The Tab M10 FHD Plus originally shipped with Android Pie, but my test unit came equipped with Android 10 from the factory. There are a couple important takeaways from that.
First, make sure which version of Android the tablet has before you buy it, as you may come across old stock with Android 9. The update may be available immediately in that case, or you may have to wait. Additionally, it’s unlikely the tablet will receive any further OS updates since it’s already technically received one.
Lenovo’s implementation of Android 10 is essentially stock, and I found it to run quite well. There are no unnecessary changes, additions, or cumbersome UX tweaks layered on top. You get pretty close to a stock experience, with the notable addition of Google Kids Space. This is a welcome addition, as it’s totally optional. You can ignore it if you bought the tablet for yourself or an older teen, or open the app and set it up if you want to provide tons of pre-approved apps, books, and other content for a younger child.
The Tab M10 FHD has an MSRP of between $149.99 and $209.99 depending on the configuration you choose, with the version that includes a dock being a bit more expensive, and those prices are pretty reasonable. I’ve also seen it on sale for a bit less than that, at which point it makes the move from adequately priced to a great deal. If you find the configuration I tested, with 4GB of RAM, it'll be priced closer to $149.99—a fantastic value.
The Tab M10 FHD Plus and Tab M10 HD are similar tablets that share the same processor, similar RAM and storage configurations, and look almost identical to each other. The Tab M10 FHD Plus is a bit bigger thanks to its larger display, and it also has a higher resolution.

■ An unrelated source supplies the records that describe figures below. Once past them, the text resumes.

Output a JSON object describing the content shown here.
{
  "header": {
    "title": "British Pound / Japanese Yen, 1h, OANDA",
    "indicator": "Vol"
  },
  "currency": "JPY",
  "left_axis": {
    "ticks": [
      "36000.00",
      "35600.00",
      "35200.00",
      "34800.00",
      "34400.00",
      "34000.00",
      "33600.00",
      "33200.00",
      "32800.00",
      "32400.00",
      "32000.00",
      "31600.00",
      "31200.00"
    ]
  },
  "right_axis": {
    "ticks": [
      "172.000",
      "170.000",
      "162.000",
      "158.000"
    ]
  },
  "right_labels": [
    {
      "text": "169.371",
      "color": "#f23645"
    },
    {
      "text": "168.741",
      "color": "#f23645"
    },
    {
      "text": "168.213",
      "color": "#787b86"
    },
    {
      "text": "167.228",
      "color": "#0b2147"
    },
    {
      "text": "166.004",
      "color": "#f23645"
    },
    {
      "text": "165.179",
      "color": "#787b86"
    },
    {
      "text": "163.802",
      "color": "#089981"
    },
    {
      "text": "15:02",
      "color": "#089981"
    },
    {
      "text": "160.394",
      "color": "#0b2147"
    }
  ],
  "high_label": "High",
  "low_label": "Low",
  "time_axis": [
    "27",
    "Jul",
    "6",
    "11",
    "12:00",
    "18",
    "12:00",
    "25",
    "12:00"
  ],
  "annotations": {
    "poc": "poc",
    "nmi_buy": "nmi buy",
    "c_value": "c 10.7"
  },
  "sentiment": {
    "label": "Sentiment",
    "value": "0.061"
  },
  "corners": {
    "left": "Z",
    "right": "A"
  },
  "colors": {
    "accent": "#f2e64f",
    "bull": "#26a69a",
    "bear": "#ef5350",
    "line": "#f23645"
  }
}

For those reasons alone, the Tab M10 FHD Plus gets a stronger recommendation despite the more affordable price tag of the Tab M10 HD. The only exception is if you’re buying a tablet for a younger child who may not care about being able to make out the individual pixels on the screen, in which case the more aggressive pricing of the Tab M10 HD makes it a good choice.
Great little tablet for the price, but make sure you don't need the dock.
The Lenovo Tab M10 FHD Plus (2020) is a great option if you’re looking for a basic Android tablet for less than $200. It can’t stand up to more expensive tablets, but it’s great for basic tasks like email, web browsing, and streaming media. The only issue is that you can’t get the dock separately, so make sure to grab the Lenovo Smart Tab M10 FHD Plus that includes the dock if you want that functionality.